The Javier Prado Avenue () is one of the main avenues of Lima, capital of Peru. By its length it is the second largest avenue of the city, after the Universitaria Avenue. It goes from west to east, going through the districts of Magdalena del Mar, San Isidro, Lince, La Victoria, San Borja, Santiago de Surco, Ate and La Molina along 135 blocks.

It is divided into two segments: East Javier Prado from the Arequipa Avenue until its end in the Ate District (This last section is called Prolongación Javier Prado) with a total of 101 blocks, and West Javier Prado from the Arequipa Avenue until its beginning in the Brasil Avenue in the Magdalena del Mar district, with a total of 34 blocks. The Arequipa Avenue is used as a point of separation of both segments.

Its name comes from the Peruvian philosopher Javier Prado, son of the President Mariano Ignacio Prado, who governed Peru during the War of the Pacific.

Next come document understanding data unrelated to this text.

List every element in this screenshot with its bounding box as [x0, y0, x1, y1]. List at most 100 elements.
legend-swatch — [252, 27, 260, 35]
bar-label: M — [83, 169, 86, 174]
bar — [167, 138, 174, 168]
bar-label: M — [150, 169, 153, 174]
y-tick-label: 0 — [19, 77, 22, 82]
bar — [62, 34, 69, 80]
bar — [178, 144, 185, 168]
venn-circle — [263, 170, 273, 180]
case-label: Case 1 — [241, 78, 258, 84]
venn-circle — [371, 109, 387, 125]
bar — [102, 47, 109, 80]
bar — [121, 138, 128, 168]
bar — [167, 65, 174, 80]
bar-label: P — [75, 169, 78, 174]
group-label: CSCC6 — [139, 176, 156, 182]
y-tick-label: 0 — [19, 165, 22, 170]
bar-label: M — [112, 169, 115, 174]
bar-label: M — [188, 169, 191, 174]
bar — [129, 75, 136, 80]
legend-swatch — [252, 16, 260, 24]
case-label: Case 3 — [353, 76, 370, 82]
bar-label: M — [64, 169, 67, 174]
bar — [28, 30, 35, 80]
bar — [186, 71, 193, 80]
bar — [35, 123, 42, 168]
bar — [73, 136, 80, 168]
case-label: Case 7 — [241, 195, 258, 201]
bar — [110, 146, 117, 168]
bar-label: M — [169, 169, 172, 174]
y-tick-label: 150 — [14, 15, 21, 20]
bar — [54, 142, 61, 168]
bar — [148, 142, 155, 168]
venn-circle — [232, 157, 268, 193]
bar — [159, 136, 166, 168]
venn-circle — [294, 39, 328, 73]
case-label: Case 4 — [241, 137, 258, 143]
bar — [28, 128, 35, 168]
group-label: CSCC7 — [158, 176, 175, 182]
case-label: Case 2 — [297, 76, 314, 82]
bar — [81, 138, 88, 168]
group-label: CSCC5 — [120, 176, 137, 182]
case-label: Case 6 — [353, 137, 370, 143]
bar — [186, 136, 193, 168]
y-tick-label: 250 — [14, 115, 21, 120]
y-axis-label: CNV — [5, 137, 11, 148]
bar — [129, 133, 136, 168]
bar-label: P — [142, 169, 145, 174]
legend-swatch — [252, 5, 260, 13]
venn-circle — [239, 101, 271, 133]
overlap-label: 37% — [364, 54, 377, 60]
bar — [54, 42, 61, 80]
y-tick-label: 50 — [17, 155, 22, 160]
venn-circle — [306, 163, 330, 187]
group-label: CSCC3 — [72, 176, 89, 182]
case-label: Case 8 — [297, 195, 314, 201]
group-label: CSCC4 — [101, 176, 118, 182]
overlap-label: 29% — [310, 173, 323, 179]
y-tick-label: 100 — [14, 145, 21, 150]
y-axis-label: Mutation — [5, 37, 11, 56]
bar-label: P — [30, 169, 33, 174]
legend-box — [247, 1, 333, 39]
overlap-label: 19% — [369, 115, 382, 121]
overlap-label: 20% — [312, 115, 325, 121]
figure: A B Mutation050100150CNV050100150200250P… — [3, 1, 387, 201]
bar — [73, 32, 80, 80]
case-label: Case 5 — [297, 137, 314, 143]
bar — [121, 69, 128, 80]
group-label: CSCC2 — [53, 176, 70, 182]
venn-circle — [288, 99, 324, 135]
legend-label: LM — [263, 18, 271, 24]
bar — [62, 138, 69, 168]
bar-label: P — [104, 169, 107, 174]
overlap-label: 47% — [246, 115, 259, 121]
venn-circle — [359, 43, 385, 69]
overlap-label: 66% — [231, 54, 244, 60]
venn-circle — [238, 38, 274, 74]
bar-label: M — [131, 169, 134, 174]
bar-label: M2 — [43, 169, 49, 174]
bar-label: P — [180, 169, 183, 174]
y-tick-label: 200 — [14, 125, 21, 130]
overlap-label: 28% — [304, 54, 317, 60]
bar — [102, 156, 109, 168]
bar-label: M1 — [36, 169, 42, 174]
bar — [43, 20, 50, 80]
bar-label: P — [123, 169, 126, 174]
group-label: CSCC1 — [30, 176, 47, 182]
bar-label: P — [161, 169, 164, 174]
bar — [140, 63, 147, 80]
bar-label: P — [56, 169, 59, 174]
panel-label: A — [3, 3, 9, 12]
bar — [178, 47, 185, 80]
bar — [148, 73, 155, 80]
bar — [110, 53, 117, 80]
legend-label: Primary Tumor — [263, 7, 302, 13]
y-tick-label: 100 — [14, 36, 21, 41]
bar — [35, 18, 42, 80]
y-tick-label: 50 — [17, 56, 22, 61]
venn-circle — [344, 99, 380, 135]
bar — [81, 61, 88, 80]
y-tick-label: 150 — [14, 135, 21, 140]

Javier Prado, however, was a relevant political figure at the beginning of the 20th century, he even ended up being the Rector of the National University of San Marcos.

The Javier Prado Avenue is the fourth most congested street in Lima, and has 29 public transport routes using it.

Trivia 
 In 1968, the Mayor of Lima Luis Bedoya Reyes built the first phase of the Luis Bedoya Reyes Avenue, which ended in the Javier Prado Avenue.